Holding Our Confessions of Faith Relationally

This Moltmann Monday quote is from The Way of Jesus Christ again, from his section on Christology and its relevance:

The theme of the acknowledgement ‘Jesus is the Christ, Jesus is the Lord’ is not merely the mystery of Jesus’ person. From the very beginning, and quite essentially, this acknowledgement has always been at the same time a statement about the mystery of God. Paul is quoting an early Christian creed when he writes (Rom. 10:9): ‘If you confess with your lips that Jesus is Lord and believe in your heart that God raised him from the dead, you will be saved.’ To confess Jesus as Lord is at the same time to confess the God who raised him from the dead; and the reverse is also true…This means in the first place that Christians believe in God for Jesus’ sake, and in Jesus for God’s sake…In the Christ they confess, they do not merely perceive that Jesus is ‘theo-form’; they also discern that God is ‘christo-form.’ This further means that Jesus is the Lord because God has raised him from the dead. His existence as the Lord is to e found in God’s eschatological act in him, which we call raising from the dead…
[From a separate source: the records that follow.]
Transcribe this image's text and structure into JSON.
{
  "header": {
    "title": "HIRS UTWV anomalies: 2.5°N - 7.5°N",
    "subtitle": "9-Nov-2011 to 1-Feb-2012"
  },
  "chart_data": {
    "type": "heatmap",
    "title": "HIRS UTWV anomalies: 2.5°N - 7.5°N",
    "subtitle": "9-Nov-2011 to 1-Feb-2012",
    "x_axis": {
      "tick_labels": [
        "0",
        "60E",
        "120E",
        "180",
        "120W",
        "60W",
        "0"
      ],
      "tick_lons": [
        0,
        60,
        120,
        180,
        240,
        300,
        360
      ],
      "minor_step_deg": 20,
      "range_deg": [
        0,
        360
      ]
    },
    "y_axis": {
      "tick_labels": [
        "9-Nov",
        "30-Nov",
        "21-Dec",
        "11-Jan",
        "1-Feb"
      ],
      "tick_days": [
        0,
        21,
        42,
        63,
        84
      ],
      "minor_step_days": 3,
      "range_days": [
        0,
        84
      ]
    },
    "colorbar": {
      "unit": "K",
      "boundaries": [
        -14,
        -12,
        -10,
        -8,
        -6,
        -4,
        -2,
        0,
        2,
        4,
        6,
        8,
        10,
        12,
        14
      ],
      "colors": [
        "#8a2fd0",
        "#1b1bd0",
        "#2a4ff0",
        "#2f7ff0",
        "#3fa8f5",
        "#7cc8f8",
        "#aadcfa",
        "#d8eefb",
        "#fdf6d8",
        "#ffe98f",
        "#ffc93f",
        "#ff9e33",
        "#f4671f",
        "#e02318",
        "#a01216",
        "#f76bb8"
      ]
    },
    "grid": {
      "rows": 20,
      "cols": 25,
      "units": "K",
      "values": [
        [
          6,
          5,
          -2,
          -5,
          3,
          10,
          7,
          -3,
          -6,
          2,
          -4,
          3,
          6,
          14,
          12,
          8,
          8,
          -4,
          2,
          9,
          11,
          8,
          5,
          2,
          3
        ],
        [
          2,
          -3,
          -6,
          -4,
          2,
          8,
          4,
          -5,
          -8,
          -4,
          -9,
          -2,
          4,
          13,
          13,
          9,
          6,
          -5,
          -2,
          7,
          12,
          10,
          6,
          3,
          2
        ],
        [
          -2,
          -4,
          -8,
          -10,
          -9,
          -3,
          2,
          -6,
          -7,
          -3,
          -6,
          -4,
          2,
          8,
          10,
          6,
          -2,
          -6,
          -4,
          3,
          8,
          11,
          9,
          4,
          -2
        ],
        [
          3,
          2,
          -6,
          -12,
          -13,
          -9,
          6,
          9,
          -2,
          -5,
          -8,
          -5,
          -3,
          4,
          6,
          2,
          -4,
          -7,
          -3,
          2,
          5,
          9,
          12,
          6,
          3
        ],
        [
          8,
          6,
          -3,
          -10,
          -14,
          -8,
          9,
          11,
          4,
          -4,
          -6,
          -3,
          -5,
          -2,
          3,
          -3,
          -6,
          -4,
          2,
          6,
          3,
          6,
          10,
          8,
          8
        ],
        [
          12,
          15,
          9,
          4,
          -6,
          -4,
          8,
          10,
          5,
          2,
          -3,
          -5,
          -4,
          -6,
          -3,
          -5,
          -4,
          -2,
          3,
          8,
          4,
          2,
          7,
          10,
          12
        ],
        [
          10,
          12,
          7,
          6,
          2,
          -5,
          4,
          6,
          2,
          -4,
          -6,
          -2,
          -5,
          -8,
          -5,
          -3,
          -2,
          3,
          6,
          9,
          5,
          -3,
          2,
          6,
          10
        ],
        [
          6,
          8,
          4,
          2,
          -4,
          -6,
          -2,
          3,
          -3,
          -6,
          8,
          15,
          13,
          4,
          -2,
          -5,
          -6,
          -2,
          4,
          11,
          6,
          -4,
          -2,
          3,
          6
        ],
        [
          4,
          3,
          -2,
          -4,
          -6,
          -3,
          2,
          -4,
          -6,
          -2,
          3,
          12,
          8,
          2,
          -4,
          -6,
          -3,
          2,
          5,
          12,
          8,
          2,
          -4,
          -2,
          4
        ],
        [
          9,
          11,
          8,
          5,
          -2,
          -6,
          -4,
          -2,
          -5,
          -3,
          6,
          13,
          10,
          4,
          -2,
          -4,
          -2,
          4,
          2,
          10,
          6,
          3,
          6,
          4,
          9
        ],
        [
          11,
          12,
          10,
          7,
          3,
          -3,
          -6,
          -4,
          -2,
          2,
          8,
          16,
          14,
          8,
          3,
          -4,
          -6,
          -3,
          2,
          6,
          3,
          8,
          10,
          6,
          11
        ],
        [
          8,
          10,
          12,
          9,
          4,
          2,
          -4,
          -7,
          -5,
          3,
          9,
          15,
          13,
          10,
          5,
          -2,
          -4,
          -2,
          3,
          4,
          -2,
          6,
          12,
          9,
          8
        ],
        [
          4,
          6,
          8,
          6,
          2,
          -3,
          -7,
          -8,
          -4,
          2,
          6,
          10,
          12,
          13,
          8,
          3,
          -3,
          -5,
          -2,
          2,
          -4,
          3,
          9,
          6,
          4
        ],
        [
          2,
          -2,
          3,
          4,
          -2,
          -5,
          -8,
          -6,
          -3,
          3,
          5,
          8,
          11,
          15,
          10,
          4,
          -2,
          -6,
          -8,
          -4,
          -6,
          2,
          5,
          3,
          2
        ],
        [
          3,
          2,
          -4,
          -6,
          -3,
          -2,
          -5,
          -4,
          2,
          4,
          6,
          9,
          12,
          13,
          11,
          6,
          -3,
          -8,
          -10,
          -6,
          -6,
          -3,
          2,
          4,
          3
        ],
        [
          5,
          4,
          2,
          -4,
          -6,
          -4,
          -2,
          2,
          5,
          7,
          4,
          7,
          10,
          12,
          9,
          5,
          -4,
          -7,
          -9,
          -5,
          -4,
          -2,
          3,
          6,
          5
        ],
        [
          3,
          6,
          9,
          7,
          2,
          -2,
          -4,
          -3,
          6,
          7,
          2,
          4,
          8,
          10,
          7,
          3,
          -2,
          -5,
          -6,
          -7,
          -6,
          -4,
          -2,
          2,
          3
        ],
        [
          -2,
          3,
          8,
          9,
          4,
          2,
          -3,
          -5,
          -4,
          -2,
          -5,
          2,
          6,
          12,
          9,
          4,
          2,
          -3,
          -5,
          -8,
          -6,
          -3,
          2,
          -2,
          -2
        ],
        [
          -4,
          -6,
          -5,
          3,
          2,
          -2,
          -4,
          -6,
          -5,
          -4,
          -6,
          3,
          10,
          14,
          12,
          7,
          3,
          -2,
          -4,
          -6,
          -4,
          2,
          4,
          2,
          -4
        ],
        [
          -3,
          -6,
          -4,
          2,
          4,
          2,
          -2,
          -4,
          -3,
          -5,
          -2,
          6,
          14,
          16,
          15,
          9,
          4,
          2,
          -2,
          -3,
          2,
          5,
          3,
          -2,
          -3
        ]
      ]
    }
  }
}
The subject of Christology cannot therefore be cut down to the earthly person of Jesus of Nazareth…nor does it have to do with the private person of the Galilean, or the historical personality of the Nazarene…The theme of Christology extends to his resurrection and his presence in the Spirit of the coming God.

I love the way Moltmann connects these two confessions of faith. It seems obvious to do so, but so many theologians tackle the person of God separately from the person of Jesus in a way that, to me, has a sense of unhitching the wagons in how the whole thing holds together. Here, Moltmann sets them beside one another, more like two oxen pulling a plow. In addition, modern liberalism was pretty good at unhitching all our theories about Jesus and then picking one to the exclusion of the others: the historical Jesus, the political Jesus, the Jesus we sense in our hearts. I’m not fond of splicing it up theologically like that, particularly when there’s no concern about putting the whole picture of Jesus back together, much less the whole picture of Jesus in relation to God. I particularly love how he describes our confession of God as the One who resurrects Jesus as God’s christo-form. That’s a nice balance to a conversation that almost always centers solely on Jesus’ theo-form.

As usual, Moltmann’s focus on relational theology is what I find convincing. We have lots to say about why our confession of Jesus as Lord falls in line with prophetic texts or has socio-political overtones but we often stop short in saying aloud also that it means something very important about our understanding of GOD. These subtleties add up here and there, and I’m glad Moltmann points them out to us again and again.

There’s been some interesting conversation about the resurrection going on over at Tony Jones’ blog. I’ve wondered for a while if a discussion of the resurrection will be next what the atonement conversation has been over the past few years. I think both deserve discussion, that’s for sure.